Encaminhado no fim de agosto à Presidência da República, ao Tribunal Superior Eleitoral (TSE) e ao Ministério da Justiça, o relatório classifica a possibilidade de interferência externa com “nível de criticidade”. As informações foram divulgadas pelo jornal Folha de S.Paulo e confirmadas pela TV Brasil.
Segundo a avaliação da Abin, a reafirmação da hegemonia dos Estados Unidos na América Latina seria uma prioridade do segundo governo de Donald Trump. O objetivo, conforme o documento, seria afastar rivais como a China de ativos estratégicos, riquezas naturais e infraestruturas da região.
Pressão econômica e política
O relatório aponta que as ações dos Estados Unidos contra o Brasil se intensificaram nos últimos meses. Além da questão eleitoral, o país foi alvo de tarifas e outras medidas consideradas prejudiciais aos interesses nacionais.
As tarifas sobre produtos brasileiros chegaram a alcançar 50% após uma ordem executiva assinada por Trump em 30 de julho.

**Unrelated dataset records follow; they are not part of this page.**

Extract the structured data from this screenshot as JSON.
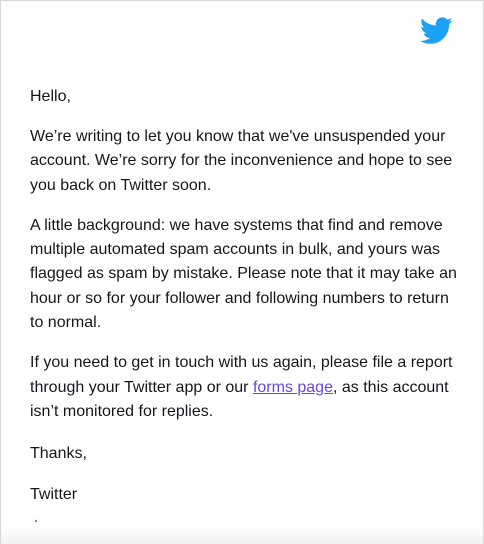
{
  "header": {
    "logo_icon": "twitter-bird-icon",
    "logo_color": "#1da1f2"
  },
  "email": {
    "greeting": "Hello,",
    "paragraph1": "We’re writing to let you know that we've unsuspended your account. We’re sorry for the inconvenience and hope to see you back on Twitter soon.",
    "paragraph2": "A little background: we have systems that find and remove multiple automated spam accounts in bulk, and yours was flagged as spam by mistake. Please note that it may take an hour or so for your follower and following numbers to return to normal.",
    "paragraph3_before_link": "If you need to get in touch with us again, please file a report through your Twitter app or our ",
    "forms_link_label": "forms page",
    "paragraph3_after_link": ", as this account isn’t monitored for replies.",
    "signoff": "Thanks,",
    "signature": "Twitter"
  },
  "colors": {
    "link": "#6b46e6",
    "text": "#14171a"
  }
}
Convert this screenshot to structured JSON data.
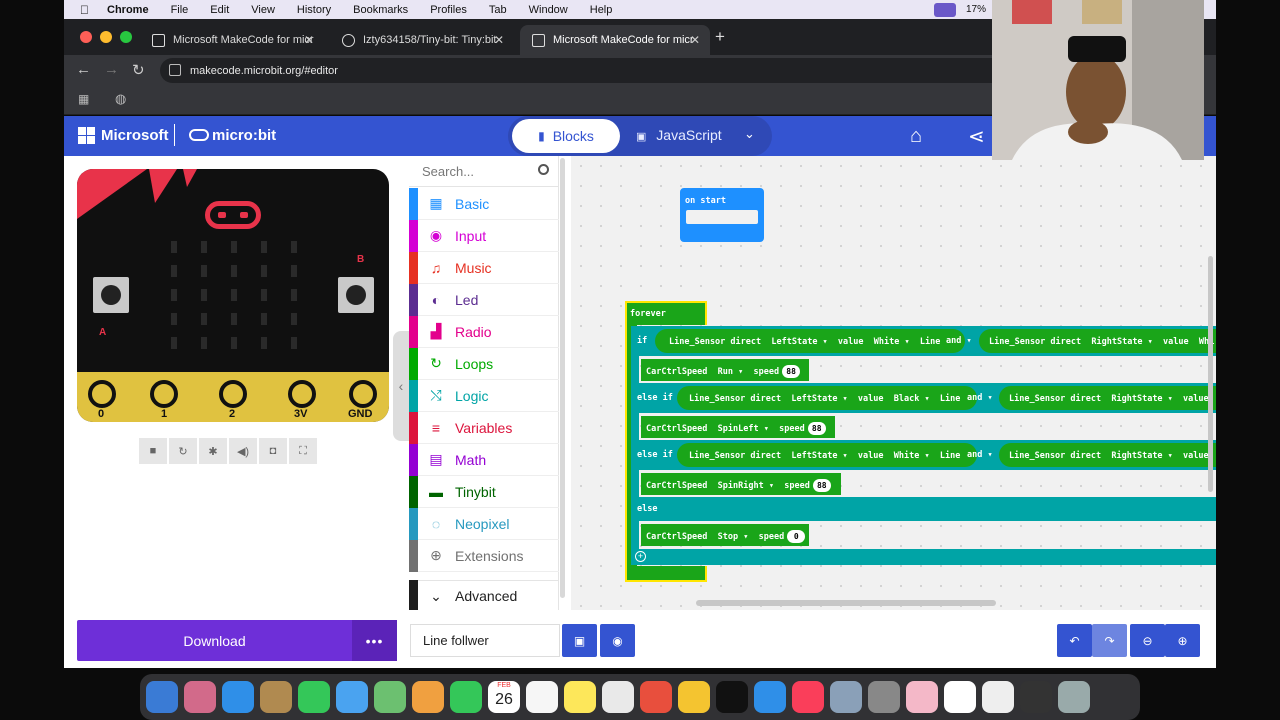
{
  "menubar": {
    "app": "Chrome",
    "items": [
      "File",
      "Edit",
      "View",
      "History",
      "Bookmarks",
      "Profiles",
      "Tab",
      "Window",
      "Help"
    ],
    "battery": "17%"
  },
  "browser": {
    "tabs": [
      {
        "title": "Microsoft MakeCode for micr"
      },
      {
        "title": "Izty634158/Tiny-bit: Tiny:bit"
      },
      {
        "title": "Microsoft MakeCode for micr"
      }
    ],
    "url": "makecode.microbit.org/#editor"
  },
  "header": {
    "brand": "Microsoft",
    "product": "micro:bit",
    "mode_blocks": "Blocks",
    "mode_js": "JavaScript"
  },
  "simulator": {
    "pins": [
      "0",
      "1",
      "2",
      "3V",
      "GND"
    ],
    "button_a": "A",
    "button_b": "B"
  },
  "toolbox": {
    "search_placeholder": "Search...",
    "categories": [
      {
        "label": "Basic",
        "color": "#1e90ff",
        "icon": "grid-icon"
      },
      {
        "label": "Input",
        "color": "#d400d4",
        "icon": "target-icon"
      },
      {
        "label": "Music",
        "color": "#e63022",
        "icon": "headphones-icon"
      },
      {
        "label": "Led",
        "color": "#5c2d91",
        "icon": "toggle-icon"
      },
      {
        "label": "Radio",
        "color": "#e3008c",
        "icon": "signal-icon"
      },
      {
        "label": "Loops",
        "color": "#00aa00",
        "icon": "loop-icon"
      },
      {
        "label": "Logic",
        "color": "#00a4a6",
        "icon": "shuffle-icon"
      },
      {
        "label": "Variables",
        "color": "#dc143c",
        "icon": "lines-icon"
      },
      {
        "label": "Math",
        "color": "#9400d3",
        "icon": "calculator-icon"
      },
      {
        "label": "Tinybit",
        "color": "#006400",
        "icon": "car-icon"
      },
      {
        "label": "Neopixel",
        "color": "#2699bf",
        "icon": "dots-circle-icon"
      },
      {
        "label": "Extensions",
        "color": "#717171",
        "icon": "plus-circle-icon"
      }
    ],
    "advanced": "Advanced"
  },
  "workspace": {
    "on_start": "on start",
    "forever": "forever",
    "if": "if",
    "else_if": "else if",
    "else": "else",
    "and": "and",
    "line1": {
      "sensor": "Line_Sensor direct",
      "left": "LeftState",
      "value": "value",
      "color_l": "White",
      "line": "Line",
      "right": "RightState",
      "color_r": "Whi"
    },
    "line2": {
      "color_l": "Black"
    },
    "line3": {
      "color_l": "White"
    },
    "speed_cmd": "CarCtrlSpeed",
    "run": "Run",
    "spinleft": "SpinLeft",
    "spinright": "SpinRight",
    "stop": "Stop",
    "speed": "speed",
    "val88": "88",
    "val0": "0"
  },
  "bottom": {
    "download": "Download",
    "more": "•••",
    "project_name": "Line follwer"
  },
  "dock": {
    "calendar_month": "FEB",
    "calendar_day": "26"
  }
}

Posteriormente, foram anunciadas sobretaxas de 25% e 12,5%, e parte das exportações brasileiras passou a poder ser tributada em até 37,5%.

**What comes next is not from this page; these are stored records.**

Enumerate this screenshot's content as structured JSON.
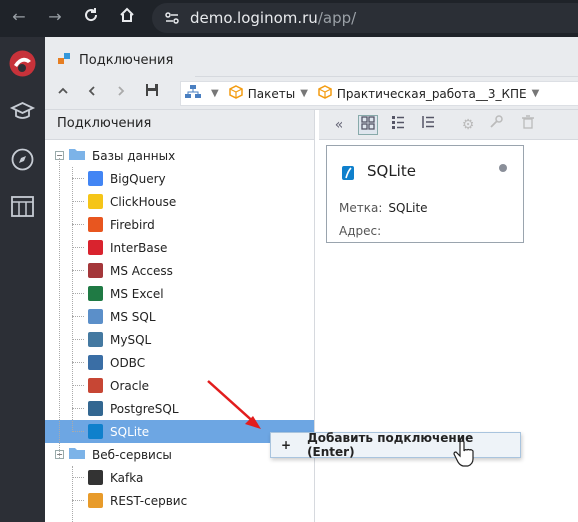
{
  "browser": {
    "url_host": "demo.loginom.ru",
    "url_path": "/app/"
  },
  "tab": {
    "label": "Подключения"
  },
  "breadcrumbs": [
    {
      "label": "Пакеты"
    },
    {
      "label": "Практическая_работа__3_КПЕ"
    }
  ],
  "left_panel": {
    "title": "Подключения",
    "groups": [
      {
        "label": "Базы данных",
        "items": [
          {
            "label": "BigQuery",
            "icon": "bigquery-icon",
            "color": "#4285f4"
          },
          {
            "label": "ClickHouse",
            "icon": "clickhouse-icon",
            "color": "#f5c518"
          },
          {
            "label": "Firebird",
            "icon": "firebird-icon",
            "color": "#e8561f"
          },
          {
            "label": "InterBase",
            "icon": "interbase-icon",
            "color": "#d9232e"
          },
          {
            "label": "MS Access",
            "icon": "msaccess-icon",
            "color": "#a4373a"
          },
          {
            "label": "MS Excel",
            "icon": "msexcel-icon",
            "color": "#1f7a44"
          },
          {
            "label": "MS SQL",
            "icon": "mssql-icon",
            "color": "#5b8fc9"
          },
          {
            "label": "MySQL",
            "icon": "mysql-icon",
            "color": "#4479a1"
          },
          {
            "label": "ODBC",
            "icon": "odbc-icon",
            "color": "#3a6ea5"
          },
          {
            "label": "Oracle",
            "icon": "oracle-icon",
            "color": "#c74634"
          },
          {
            "label": "PostgreSQL",
            "icon": "postgresql-icon",
            "color": "#336791"
          },
          {
            "label": "SQLite",
            "icon": "sqlite-icon",
            "color": "#0f80cc",
            "selected": true
          }
        ]
      },
      {
        "label": "Веб-сервисы",
        "items": [
          {
            "label": "Kafka",
            "icon": "kafka-icon",
            "color": "#333333"
          },
          {
            "label": "REST-сервис",
            "icon": "rest-icon",
            "color": "#e89b2a"
          }
        ]
      }
    ]
  },
  "card": {
    "title": "SQLite",
    "label_key": "Метка:",
    "label_value": "SQLite",
    "address_key": "Адрес:",
    "address_value": ""
  },
  "context_menu": {
    "item_label": "Добавить подключение (Enter)"
  },
  "colors": {
    "selection": "#6da6e3",
    "accent": "#f39c12",
    "dark_chrome": "#2c2f36"
  }
}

Apesar das divergências, o governo brasileiro busca preservar as relações diplomáticas e comerciais. Lula afirma que mantém boa relação pessoal com Trump, embora também critique medidas do presidente norte-americano. Os dois devem participar da 81ª Assembleia Geral da ONU, em Nova York, mas não há encontro bilateral marcado.